Google vs. China's Censors
Google launched its China operation in January 2006 with high hopes. The democratizing benefits of increased Web access for the Chinese people, the Internet giant hoped, would outweigh the Chinese Communist Party's ferocious censorship and e-mail spying.
Google also hoped to make shiploads of money. Lawmakers and human rights activists criticized the company's willingness to abandon its informal "Don't Be Evil" motto of social responsibility for the sake of short-term wealth. Still, cofounder Sergey Brin and other company officials maintained that even a censored version of the company's search engine was better than none at all.
But that was then. Google has startled the planet by threatening to walk away from the world's fastest growing economy. Last week the company threatened to shut down its China-based site over censorship and e-mail hacking. The attacks were made against Google, the company said, and at least 20 other large companies that included "the Internet, finance, technology, media and chemical sectors."
Could this be the end of Google in China? Not quite. Although Google announced on Jan. 12, "We have decided we are no longer willing to continue censoring our results," two days later company spokesman Scott Rubin sang a different tune. Google's business in China would continue unchanged, he said, pending talks with the government to see if the company can legally operate without filters.
You can tell a lot about a regime's paranoid anxieties from what it censors and how much.

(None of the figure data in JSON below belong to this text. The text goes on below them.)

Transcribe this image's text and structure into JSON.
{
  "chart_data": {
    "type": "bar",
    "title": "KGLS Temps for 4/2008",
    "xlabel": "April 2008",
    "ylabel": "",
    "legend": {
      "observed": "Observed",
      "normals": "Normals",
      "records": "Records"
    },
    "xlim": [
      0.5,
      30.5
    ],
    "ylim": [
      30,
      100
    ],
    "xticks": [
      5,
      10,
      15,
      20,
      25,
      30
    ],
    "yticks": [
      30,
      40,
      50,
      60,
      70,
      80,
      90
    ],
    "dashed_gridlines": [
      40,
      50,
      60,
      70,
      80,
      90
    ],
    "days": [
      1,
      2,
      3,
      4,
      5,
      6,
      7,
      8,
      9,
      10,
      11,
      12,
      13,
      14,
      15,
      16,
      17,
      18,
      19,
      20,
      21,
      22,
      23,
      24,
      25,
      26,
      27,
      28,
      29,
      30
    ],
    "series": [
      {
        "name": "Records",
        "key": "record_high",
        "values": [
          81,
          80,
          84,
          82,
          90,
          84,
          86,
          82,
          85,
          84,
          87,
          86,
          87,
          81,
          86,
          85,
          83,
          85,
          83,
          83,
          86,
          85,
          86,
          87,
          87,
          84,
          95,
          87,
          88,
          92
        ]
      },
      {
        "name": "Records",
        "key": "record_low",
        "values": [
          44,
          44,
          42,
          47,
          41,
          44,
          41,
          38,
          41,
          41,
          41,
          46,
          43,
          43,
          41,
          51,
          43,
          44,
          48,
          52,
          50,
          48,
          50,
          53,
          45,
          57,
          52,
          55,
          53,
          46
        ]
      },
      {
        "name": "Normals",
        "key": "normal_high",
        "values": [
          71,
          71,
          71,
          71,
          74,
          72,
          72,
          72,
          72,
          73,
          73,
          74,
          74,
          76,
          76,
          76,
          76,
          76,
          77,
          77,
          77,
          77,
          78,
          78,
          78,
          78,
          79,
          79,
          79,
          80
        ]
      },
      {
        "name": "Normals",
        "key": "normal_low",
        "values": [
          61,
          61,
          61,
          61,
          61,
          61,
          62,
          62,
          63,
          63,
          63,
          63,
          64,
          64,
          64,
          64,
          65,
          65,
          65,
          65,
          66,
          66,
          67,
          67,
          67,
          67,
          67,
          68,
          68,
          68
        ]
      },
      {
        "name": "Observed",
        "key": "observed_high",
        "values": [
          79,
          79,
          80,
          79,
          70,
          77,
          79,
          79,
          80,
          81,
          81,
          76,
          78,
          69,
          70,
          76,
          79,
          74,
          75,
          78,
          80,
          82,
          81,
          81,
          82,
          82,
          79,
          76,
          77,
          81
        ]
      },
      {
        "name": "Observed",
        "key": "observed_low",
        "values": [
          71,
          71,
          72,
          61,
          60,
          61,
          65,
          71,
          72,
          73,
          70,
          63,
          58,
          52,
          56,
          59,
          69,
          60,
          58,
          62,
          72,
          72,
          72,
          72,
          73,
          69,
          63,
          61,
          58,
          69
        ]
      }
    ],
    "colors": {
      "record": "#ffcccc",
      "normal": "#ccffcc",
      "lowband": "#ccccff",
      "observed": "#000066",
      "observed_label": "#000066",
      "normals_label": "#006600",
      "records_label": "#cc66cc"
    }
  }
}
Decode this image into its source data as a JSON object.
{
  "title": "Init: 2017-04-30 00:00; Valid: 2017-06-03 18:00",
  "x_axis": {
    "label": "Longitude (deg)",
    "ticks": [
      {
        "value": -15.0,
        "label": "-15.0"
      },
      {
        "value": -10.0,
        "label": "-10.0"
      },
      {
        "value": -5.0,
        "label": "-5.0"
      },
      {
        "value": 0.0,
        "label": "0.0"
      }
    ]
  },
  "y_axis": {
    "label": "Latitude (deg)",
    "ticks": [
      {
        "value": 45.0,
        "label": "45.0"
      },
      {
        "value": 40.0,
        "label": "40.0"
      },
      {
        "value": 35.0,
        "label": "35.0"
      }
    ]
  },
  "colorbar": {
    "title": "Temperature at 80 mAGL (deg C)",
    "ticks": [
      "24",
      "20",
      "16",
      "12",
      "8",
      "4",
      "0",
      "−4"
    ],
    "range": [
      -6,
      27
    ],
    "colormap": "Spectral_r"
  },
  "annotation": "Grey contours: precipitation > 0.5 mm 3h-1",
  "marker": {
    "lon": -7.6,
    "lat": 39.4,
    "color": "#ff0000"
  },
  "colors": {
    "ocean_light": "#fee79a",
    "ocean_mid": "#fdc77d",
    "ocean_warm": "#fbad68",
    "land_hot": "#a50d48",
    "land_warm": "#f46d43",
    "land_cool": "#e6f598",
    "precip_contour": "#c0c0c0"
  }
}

Media censorship in China centers mainly on what one of my American journalism colleagues during a recent visit to Shanghai called "the four T's: Tibet, Taiwan, torture and Tiananmen," as in the historic 1989 Tiananmen Square uprising that the government violently put down.
A Chinese colleague politely corrected him. "I think Taiwan is becoming OK now," he said. But who knows? Even the officials and bureaucrats who enforce the rules have a hard time keeping up, which only adds to the regime's power. They don't need to censor you on every little thing if they can intimidate you into censoring yourself.
Will Google's line in the sand blow away in the breeze? Significantly, its announcement expressed less alarm over censorship than over cyber attacks that "resulted in the theft of intellectual property." That's worth pulling out of China if the most likely suspect, China's government, is behind it.
"Intellectual property" includes the innovative knowledge and ideas that put a company ahead of its competitors. It also includes the defense industry that puts a nation ahead of other nations.
That may be the real story behind Google's pushback against the Chinese government. It follows a series of aggressive moves by China's government that espionage and foreign policy experts say could be the opening rounds in an escalating 21st-century cyber-war.
A report to Congress two months ago by the U.S.-China Economic and Security Review Commission cited a "marked increase" in "malicious" cyber intrusions originating in China and targeting U.S. government and defense-related computer systems. Unable in their repressive political environment to incubate and innovate enough new private-sector ideas of their own, experts say, China steals ours.
Google's leverage in its dispute with China's government may be its own popularity. Even though it runs a distant second in popularity to China's home-grown Baidu search engine, recent news photos of fans laying flowers at Google's Beijing headquarters visibly symbolize millions of users who want more choices and more information access, not less. The Communist regime does not allow free elections, but experts say it pays no less attention to public opinion polls than the free world's politicians do.
"I think Google probably should negotiate with the Chinese," Cheng Li, a senior fellow on foreign policy at the Brookings Institution, told me in a Washington interview. "The fight for public opinion is going on. Who will be the winner is really unclear. So the government must be very careful. If they do too much (against Google), the backlash against them could be overwhelming."
Welcome to the new century. It is a time when global warfare is fought silently over the Internet, companies compete with national governments for the hearts and minds of the people and it is often simpler to know what avoids evil than to know what's going to do the most good.